Na praça ao lado, Cadêncio fuma seu cigarro. Chinelo fresco solto livre. Banco de cimento duro. Rachado. Quente. Sem sombra. Praça baldia. Mato alto. Meio verde. Meio amarelo. Pátria ao meio apenas. Nem o vento nem o tempo aparecem para dizer algo. Tudo parece parado. À espera de qualquer coisa. Como a pomba tranquila. Cadêncio traga e volta a pousar a mão sobre o joelho descarnado. Fumaça sobe lenta. Quase morta. Tanto quanto os sonhos de Cadêncio. Por ali passa Bárbara. Num salto ruidoso e habilidoso. Esquivando-se de pedras e buracos. Calçado brilhoso. Plástico. Cáustico. Bolhento. Empinada e feliz. Carolina desce do ônibus e ajeita a mochila nas costas. Está cedo para sua primeira aula. Anda. Maurílio corre pra não perder o ônibus. Esbofa-se.
William monta sua Harley e segue para outra entrega. São muito pedidos. Desejos. Que não se encaixam. Como peças embaralhadas de quebra-cabeças distintos. Excesso de expectativa. Pessoas morrendo de esperanças. William corre para entregar. E saciar mais alguém.
ONZE MINUTOS
O casal desembaraça os ciúmes. Ele está indo bem. Aqui, bolo e amendoim. Lá, um copo de cerveja pelo meio. Tevê conta a vida de um jogador de futebol. Pano de prato passa pra limpar o balcão. Piada, risos, brincadeiras e trocos. Copo americano. Gente que se conhece. Chama um pingado. Grita por um pão na chapa. Moto rasga o ar. Um segundo de surdez. Mais uma gelada. Café ali. Tevê já fala de um crime. Outra piada, risos. Fila do pão. Potes engordurados de pimenta, mostarda e maionese. Sachês de açúcar. Um abraço de “você por aqui?”. Pra lá passa uma saia. De lá volta uma bengala. Menina saca uma coca da geladeira. Vento estranho.

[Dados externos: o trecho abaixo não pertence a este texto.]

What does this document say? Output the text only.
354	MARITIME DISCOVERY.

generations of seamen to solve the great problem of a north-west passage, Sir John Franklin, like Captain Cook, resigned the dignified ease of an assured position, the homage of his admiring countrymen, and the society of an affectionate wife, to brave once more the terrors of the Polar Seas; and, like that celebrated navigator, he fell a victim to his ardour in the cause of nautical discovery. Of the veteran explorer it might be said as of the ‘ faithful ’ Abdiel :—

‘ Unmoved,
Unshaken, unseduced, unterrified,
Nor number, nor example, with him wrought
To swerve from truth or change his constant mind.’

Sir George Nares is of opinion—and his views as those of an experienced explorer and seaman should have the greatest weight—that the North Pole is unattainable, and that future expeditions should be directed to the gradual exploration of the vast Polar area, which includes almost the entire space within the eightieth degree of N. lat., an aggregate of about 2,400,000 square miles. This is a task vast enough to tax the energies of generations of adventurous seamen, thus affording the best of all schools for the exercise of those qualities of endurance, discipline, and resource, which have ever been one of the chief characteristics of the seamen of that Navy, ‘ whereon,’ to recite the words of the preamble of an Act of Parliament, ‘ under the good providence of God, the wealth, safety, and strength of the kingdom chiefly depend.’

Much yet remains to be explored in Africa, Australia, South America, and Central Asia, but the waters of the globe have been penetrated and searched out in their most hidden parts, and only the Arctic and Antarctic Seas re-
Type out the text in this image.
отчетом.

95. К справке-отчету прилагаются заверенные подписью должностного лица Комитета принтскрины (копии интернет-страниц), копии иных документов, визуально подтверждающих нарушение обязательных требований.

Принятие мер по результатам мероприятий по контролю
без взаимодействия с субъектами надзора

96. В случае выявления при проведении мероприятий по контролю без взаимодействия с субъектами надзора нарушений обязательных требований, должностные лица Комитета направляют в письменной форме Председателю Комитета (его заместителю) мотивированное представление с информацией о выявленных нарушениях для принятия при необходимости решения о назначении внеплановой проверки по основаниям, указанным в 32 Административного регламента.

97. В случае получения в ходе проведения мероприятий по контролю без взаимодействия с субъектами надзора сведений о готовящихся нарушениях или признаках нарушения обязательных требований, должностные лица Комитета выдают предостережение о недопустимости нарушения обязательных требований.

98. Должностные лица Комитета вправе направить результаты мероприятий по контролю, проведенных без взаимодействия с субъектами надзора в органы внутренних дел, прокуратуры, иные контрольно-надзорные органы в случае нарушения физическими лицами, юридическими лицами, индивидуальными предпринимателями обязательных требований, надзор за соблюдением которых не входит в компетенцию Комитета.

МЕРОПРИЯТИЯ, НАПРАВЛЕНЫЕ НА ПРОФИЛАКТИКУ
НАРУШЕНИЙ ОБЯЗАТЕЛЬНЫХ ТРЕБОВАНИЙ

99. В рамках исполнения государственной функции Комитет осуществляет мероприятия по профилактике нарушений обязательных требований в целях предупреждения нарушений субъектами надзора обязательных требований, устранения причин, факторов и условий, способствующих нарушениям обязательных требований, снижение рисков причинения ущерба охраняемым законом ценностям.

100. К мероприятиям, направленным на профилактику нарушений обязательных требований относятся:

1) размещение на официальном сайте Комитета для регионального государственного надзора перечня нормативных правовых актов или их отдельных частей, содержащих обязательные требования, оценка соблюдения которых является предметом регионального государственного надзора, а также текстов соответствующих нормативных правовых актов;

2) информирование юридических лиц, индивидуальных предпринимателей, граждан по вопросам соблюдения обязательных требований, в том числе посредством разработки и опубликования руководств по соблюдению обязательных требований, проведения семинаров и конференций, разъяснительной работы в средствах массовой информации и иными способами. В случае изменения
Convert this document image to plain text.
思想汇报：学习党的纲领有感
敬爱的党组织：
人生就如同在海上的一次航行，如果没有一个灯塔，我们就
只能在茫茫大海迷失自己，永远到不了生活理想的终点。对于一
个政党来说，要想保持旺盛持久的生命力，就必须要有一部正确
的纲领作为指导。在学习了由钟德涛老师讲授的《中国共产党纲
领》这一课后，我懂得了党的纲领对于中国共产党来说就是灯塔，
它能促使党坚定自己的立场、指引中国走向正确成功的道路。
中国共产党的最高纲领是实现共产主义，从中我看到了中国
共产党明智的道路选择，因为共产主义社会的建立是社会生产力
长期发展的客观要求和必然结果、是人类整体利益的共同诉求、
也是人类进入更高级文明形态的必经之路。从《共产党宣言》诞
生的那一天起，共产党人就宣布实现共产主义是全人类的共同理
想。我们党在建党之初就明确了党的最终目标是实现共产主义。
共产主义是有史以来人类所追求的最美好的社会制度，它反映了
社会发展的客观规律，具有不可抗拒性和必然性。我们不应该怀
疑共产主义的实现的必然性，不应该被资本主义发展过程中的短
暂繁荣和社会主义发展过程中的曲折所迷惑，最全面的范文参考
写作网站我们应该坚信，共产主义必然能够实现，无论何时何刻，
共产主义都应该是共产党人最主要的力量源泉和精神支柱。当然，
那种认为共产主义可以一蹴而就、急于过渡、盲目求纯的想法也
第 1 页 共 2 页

Guardanapos de papel voam. Grudam no chão. O café acaba. Pego a comanda. Levanto-me e já não vejo a hora de voltar nessa padaria.
A VIÚVA
Quem não conhece Marcília? Nem tão velha, anda pra cima e pra baixo sob seu véu preto. Um luto que parece não ter fim. Há muitos anos, desfila sua viuvez pelo mercado, feira, ruas, igreja. Sempre estranhei, porque já vi muitas vezes o carro do marido saindo e entrando em sua casa. Tive de me informar no boteco. E a explicação é simples. O sonho de Marcília, desde criança, sempre foi ser viúva. Uma vez casada, não teve paciência de esperar. Comprou suas vestimentas, entristeceu-se e seguiu sua vida enlutada. Uma feliz e realizada viúva.